Wine — Katsunuma, Japan

“The subtlety of Japanese wine is what makes it so good,” says Hiroshi Matsuzaka, owner of mgvs winery in Katsunuma, 100km west of Tokyo. Although saké, beer and whiskey often nab the headlines when it comes to Nippon drinks, wine has been made in the Yamanashi prefecture for the past century and the region’s native grape, koshu, is winning fans for its subtlety, crispness and zest. “It has such a natural delicacy,” says Matsuzaka, who sees this as a characteristic he can both emphasise and teach customers to appreciate.
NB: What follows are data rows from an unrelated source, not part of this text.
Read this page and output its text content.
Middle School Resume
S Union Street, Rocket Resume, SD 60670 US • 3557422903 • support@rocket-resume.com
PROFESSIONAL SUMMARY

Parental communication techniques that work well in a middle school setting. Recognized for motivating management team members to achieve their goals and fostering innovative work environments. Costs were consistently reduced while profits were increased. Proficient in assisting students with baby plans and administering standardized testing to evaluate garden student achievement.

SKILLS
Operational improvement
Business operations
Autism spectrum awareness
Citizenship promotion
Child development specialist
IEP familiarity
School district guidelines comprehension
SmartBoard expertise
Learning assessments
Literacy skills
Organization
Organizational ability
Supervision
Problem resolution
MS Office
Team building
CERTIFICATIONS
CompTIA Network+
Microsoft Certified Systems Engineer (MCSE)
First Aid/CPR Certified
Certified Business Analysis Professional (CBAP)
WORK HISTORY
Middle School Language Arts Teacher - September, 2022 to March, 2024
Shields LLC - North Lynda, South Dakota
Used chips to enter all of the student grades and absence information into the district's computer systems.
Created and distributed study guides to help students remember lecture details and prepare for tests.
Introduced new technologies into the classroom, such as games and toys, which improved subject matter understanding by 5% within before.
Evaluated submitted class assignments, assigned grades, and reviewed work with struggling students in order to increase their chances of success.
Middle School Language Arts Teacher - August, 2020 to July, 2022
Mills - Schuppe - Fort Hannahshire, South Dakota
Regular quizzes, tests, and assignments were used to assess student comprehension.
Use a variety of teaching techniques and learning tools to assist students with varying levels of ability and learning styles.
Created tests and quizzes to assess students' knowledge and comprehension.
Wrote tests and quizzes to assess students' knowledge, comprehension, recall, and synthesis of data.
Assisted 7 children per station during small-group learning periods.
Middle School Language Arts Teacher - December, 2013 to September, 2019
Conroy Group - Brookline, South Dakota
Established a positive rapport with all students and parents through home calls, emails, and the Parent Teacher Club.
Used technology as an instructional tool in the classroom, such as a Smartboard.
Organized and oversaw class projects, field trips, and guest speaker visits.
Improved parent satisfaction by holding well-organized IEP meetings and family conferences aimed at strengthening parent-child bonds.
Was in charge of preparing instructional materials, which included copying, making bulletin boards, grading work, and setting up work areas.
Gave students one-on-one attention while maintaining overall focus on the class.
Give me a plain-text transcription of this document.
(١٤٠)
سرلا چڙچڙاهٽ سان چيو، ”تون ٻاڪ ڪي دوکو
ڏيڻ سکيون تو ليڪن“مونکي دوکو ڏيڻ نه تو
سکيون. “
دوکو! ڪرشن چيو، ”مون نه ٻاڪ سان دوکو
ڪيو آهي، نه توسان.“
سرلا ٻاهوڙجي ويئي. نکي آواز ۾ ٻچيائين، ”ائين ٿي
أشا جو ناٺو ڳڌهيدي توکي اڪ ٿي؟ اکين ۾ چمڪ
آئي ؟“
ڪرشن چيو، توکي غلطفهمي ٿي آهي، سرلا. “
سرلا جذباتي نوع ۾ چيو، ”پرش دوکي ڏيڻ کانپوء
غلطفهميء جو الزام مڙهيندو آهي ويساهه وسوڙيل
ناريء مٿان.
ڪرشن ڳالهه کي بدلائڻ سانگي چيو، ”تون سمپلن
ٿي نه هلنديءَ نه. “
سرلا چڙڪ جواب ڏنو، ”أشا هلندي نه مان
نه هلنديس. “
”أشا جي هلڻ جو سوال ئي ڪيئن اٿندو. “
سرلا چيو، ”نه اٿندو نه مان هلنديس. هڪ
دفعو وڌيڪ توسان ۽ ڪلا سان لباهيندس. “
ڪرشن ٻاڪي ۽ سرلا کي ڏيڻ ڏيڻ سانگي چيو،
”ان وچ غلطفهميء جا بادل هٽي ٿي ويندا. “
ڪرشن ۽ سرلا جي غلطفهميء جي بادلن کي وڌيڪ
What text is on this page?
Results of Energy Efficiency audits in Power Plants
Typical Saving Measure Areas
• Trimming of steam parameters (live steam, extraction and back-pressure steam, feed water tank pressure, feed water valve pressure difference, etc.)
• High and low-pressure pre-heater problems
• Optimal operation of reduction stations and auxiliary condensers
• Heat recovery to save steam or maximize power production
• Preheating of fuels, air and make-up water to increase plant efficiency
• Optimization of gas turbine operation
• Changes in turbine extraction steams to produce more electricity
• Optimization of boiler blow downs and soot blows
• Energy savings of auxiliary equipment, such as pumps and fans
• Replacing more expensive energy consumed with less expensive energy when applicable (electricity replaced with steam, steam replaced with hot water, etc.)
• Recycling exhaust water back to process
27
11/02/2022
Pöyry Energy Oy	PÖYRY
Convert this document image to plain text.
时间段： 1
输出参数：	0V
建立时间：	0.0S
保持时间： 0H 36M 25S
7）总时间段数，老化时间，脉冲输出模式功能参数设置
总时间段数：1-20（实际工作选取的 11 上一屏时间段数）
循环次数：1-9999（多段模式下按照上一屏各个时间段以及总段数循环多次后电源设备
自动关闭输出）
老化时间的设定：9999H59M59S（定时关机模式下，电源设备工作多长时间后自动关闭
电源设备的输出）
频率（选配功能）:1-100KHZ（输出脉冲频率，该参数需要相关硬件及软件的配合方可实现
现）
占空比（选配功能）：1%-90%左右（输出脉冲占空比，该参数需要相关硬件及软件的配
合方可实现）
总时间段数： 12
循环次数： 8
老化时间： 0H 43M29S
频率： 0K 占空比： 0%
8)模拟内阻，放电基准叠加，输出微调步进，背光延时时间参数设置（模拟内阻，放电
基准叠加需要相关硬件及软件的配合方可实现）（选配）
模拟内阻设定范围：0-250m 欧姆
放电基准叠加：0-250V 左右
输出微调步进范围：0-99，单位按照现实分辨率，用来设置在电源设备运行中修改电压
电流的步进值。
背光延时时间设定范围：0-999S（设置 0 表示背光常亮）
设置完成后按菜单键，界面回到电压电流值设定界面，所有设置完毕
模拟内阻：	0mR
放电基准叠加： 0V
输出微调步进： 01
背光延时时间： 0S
As a former manufacturer of semiconductors for smartphones, Matsuzaka makes precision his business. “Using science, we want to make the grapes better,” he says, walking monocle through an ultra-modern tasting area that overlooks a spotless greyish room filled with silver wine tanks. The kit may mostly be imported from Italy but, like everything here, it’s been modified for a precise purpose and to suit the conditions. Even the labelling system feels scientific, categorised by a grape’s variety, origin, harvest process, production method and fermentation. The letters and digits on each bottle help drinkers to decipher everything about what’s inside, from where it was harvested to the processing method.

Since opening in 2017, mgvs’s production and popularity is maturing. In 2018 the winery produced 30,000 bottles, up from 25,000 in 2016. Matsuzaka’s hope is to increase that to between 70,000 and 100,000 bottles of still wine and 12,000 of sparkling by 2026. The charcoal-grey, shiny, contemporary tasting room at the vineyard’s edge is unlike any in the region. Here visitors can try glasses from dispensers or buy bottles from wooden crates. For a wine region that does time-tested and age-old very well, the modern vineyard is just the statement to get Yamanashi on the wine trail.
mgvs.jp


Maison Yaki

Dining — New York

Restaurants don’t come much more fusion than Prospect Heights’ Maison Yaki. A new project by chef Greg Baxtrom (his Olmsted is across the road), this venture takes Japanese yakitori and applies it to French fare. The result is scrumptious snacking food for the Brooklyn cognoscenti, featuring the likes of duck à l’orange and pork-belly dijonnaise. The adventurous should sample the cauliflower okonomiyaki (savoury pancake) with hazelnuts, or the escargots in shiso butter. Wash it all down with a glass of burgundy or perhaps a tarragon margarita (this is Brooklyn after all).
maisonyaki.com


Angelina

Dining — London

“A chance visit to a restaurant near Verona that had two young Japanese chefs was my first experience of Japanese-Italian food; we ate crab linguine with wasabi,” says Joshua Owens-Baigler, founder of east London’s Angelina. “It inspired me to bring it to London.” And so he did. The sommelier, formerly of the River Café and Bocca di Lupo, teamed up with a friend to open this smart restaurant in Dalston. The daily dish is always faultless and affordable but, as Owens-Baigler says, “Our happiest accident is unagi [eel] risotto.” Round things off with the black sesame pannacotta.